The “experiments” I responded to most strongly were Brian and Ben’s projects. Their experiments fell more to what I classify as intangible fears, and their experiments were a good reflection of that. 

I found Brian’s presentation of how fear is defined, and then also exposing what his own fears are and where they come from took a lot of courage. He was very vulnerable to the class, and presented something very honest. I appreciate that. In part, because I have similar fears of not being good enough, and also of standing in front of people making a presentation. 

Ben’s fear of not being liked is one that resonates for me. I’m just not sure his experiment of removing chairs from the classroom got the reaction he needed to get over his fear. 

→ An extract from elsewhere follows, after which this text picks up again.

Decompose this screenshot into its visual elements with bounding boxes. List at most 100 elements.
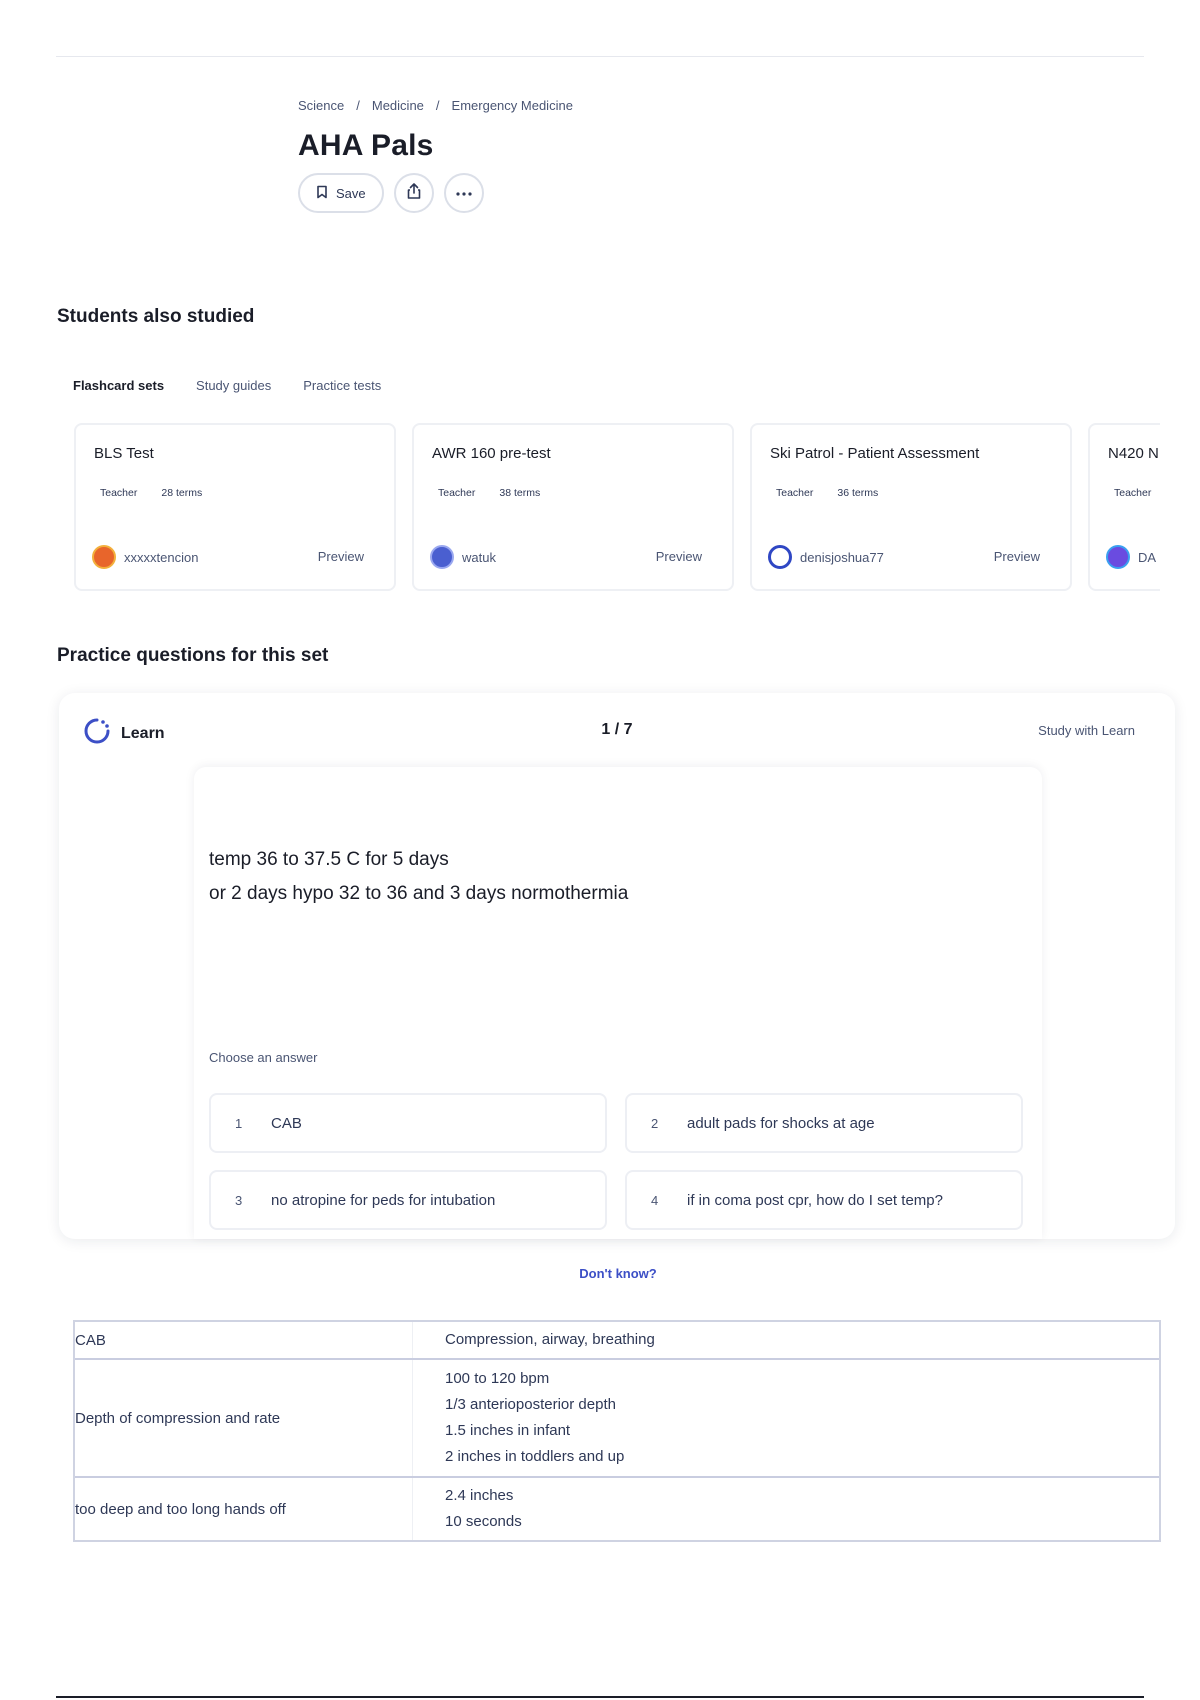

I, too, am a people pleaser. I found that most of my life, I used my people pleasing as an excuse. When I dropped my scholarship my senior year of college, I initially blamed my parents because they pushed me so much to get a scholarship, made me feel as if I couldn’t go to college unless I had one, and I took whatever one I knew I could get, even if it wasn’t really a fit with who I was or what I wanted to become. Eventually, however, I realized they didn’t really put that much pressure on me. I put it on myself, because I am a people pleaser and wanted to make them happy over myself. It’s a fear I’ve kind moved on from, but I still see its habits creep up every now and then. I hope Ben is able to make himself happy first, before others. I think he will find that people will be pleased if he is pleased himself. 

I felt the experiment of removing the chairs from class would have been better if we knew he was the one who took them out, so we could have someone to blame as our bums started to ache. But it turned out that what he tried to do to make us mad, actually made for a more intimate comfortable class, so it almost had an opposite reaction, and so how will Ben actually deal with his fear of no longer being a people pleaser?

Neither of these two favorites impacted my project in a way that was profound. It made me wish I had been a little more revealing about my fears. Bugs are easy. I know. But I do feel I was trying to discover the fear’s deeper association with uncleanliness, but it kind of failed in a larger sense, still being a true discovery for myself, however.